SIENA. Essere sollevato dall’incarico di amministratore delegato di banca Mps è un danno reputazionale che Guido Bastianini vuole discutere in tribunale. Il manager, che resta consigliere della banca, giudica immotivata la revoca dell’incarico e intende far valere in quella sede le ragioni che non ha potuto discutere nel cda di lunedì quando la sfiducia è stata decisa in sua assenza. Bastianini ha lasciato la riunione per un grave lutto e la discussione non è stata rinviata.
Sono diversi i motivi addotti a sostegno della revoca: dalla volontà di Bastianini di far camminare la banca sulle proprie gambe (“la posizione talvolta ambigua tra la definizione di un piano industriale stand alone e un piano al servizio di un’operazione strutturale”, posizione che ha costretto il cda a “numerose sedute al fine di dover costantemente chiarire le finalità del piano”), all’atteggiamento non proattivo nella ricerca di un partner per Mps.
Gli si contesta “la gestione dei rapporti con la stampa” senza il ricorso alle “strutture preposte” della banca “anche in relazione ai rapporti istituzionali”, nonché “la complessa gestione” di alcune situazioni che hanno coinvolto alcuni manager, gestione che “avrebbe richiesto un diverso livello di trasparenza nell’esecuzione delle delibere”. In più c’è anche “l’assenza di una chiara presa di posizione giunta talvolta sino all’astensione” su proposte arrivate al consiglio dalle strutture della banca. L’assenza di un “orientamento” dell’ad “in vicende di particolare delicatezza” avrebbe costretto il consiglio “ad agire in assenza di una precisa linea gestionale”.
Ci sono poi “i disallineamenti nell’esecuzione di alcune delibere consiliari” a lui delegate e “il fraintendimento creato rispetto all’audizione parlamentare, la cui segretazione non è stata preventivamente autorizzata” dal cda, che “non ha potuto licenziare il testo consegnato alla commissione né tantomeno conoscere il testo dell’adunanza”. Per assicurare il “successo” del piano industriale “sono stati a più riprese richiesti cambiamenti manageriali mai avviati” e per concludere è stata lamentata “la difficoltà di ottenere la proposta in merito ai piani di successione”, arrivata dopo diverse sollecitazioni lo scorso 31 gennaio.

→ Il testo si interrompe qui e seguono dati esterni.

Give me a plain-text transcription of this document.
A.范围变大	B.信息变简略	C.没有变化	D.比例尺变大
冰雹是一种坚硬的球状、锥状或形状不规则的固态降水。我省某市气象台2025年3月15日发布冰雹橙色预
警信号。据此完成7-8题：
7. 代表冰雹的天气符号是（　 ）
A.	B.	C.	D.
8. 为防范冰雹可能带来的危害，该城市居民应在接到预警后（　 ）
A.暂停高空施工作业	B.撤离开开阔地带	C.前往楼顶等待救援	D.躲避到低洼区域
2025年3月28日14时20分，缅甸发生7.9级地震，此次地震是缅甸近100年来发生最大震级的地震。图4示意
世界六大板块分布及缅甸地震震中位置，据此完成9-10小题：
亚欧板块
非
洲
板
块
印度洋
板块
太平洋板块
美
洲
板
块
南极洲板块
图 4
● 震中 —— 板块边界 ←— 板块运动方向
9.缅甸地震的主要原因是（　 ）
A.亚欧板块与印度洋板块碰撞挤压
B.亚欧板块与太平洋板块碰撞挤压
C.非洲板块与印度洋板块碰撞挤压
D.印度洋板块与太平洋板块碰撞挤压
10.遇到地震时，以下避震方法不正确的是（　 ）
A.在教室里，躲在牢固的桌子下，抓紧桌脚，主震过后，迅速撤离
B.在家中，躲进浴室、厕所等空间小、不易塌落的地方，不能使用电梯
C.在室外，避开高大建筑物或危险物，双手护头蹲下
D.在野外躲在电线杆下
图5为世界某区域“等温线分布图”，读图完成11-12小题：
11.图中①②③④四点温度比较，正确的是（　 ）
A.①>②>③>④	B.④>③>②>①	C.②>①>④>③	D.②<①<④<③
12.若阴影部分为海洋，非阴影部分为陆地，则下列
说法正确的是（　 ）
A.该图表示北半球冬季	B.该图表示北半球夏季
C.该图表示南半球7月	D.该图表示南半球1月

Nessuna contestazione, invece, alla regolarità dei conti, chiusi nel 2021 con un utile di 310 milioni di euro (il miglior risultato degli ultimi sei anni).
Toccherà ai giudici decidere se tali motivazioni giustifichino una revoca per giusta causa o si sia trattato una sfiducia pretestuosa, fatta per assecondare la decisione del Tesoro, che prima del consiglio lo aveva convocato chiedendogli di fare un passo indietro per un cambio di strategia.